A Lara sentou ao meu lado esquerdo naquele 23 de fevereiro de 2008, naquilo que era para ser só mais uma aula de inglês. Não ousaria escrever como a Lispector em “Os desastres de Sofia”, mas o amor que eu desenvolvi não foi um amor masculino. A Lara foi naquela manhã de sábado uma força anti-inercial abrupta na minha vida, força que me permitiu tomar decisões bem mais corajosas do que eu estava acostumado em várias pequenas ocasiões dali em diante.
A Lara era linda, delicada e silenciosa. Além de baiana e muito inteligente, é tudo o que é preciso saber sobre ela.
Mas o que torna essa narrativa tão importante?
A Lara nunca se vestiu naquelas manhãs de sábado de modo que eu pudesse perceber qualquer tatuagem, mas eu sabia que ela tinha uma borboleta.
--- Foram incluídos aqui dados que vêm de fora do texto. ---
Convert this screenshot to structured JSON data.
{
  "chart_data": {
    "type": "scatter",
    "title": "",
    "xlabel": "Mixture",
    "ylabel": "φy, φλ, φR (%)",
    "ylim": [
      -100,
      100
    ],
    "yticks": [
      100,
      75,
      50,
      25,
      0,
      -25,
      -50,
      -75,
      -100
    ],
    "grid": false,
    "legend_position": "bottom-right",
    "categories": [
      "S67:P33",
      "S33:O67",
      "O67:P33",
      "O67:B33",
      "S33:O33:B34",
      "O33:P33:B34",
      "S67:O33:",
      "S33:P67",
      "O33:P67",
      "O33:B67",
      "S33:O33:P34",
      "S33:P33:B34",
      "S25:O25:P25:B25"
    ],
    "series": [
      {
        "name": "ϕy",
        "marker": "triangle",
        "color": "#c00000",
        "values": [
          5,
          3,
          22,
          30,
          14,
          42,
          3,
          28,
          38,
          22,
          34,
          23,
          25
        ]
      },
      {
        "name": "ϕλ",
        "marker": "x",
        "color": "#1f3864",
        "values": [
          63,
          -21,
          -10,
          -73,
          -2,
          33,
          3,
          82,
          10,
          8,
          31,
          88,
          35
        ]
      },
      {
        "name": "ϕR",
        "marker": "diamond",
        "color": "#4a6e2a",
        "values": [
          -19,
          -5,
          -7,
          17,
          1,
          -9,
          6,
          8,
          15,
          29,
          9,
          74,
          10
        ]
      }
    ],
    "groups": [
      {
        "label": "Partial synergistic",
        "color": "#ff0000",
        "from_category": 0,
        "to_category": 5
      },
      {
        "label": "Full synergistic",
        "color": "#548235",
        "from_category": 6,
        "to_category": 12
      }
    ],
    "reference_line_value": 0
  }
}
Junto ao seu ombro esquerdo, a Lara tinha a insígnia da Borboleta — muitas mulheres o tem, você poderá, meio leitor cético, rebater. No caso da Lara, a Borboleta me mostrou um caminho e me deu fé.
A fé em si mesmo. É necessário quase a genialidade.
O Louco, o Cão, a Borboleta e o Precipício.
É necessário construir uma Ponte. Eis a Ponte de Zaratustra? Quem senão o Louco a deverá construir, se é ele quem está diante do abismo?
Amigo, entendo como a borboleta motivou e impulsionou seus voos. O interessante na borboleta é a metamorfose, em particular um tipo de metamorfose que traz a beleza acompanhada de uma radical (e evolutiva) mudança de comportamento.
Mas como todo bom curioso… por onde anda esta borboleta?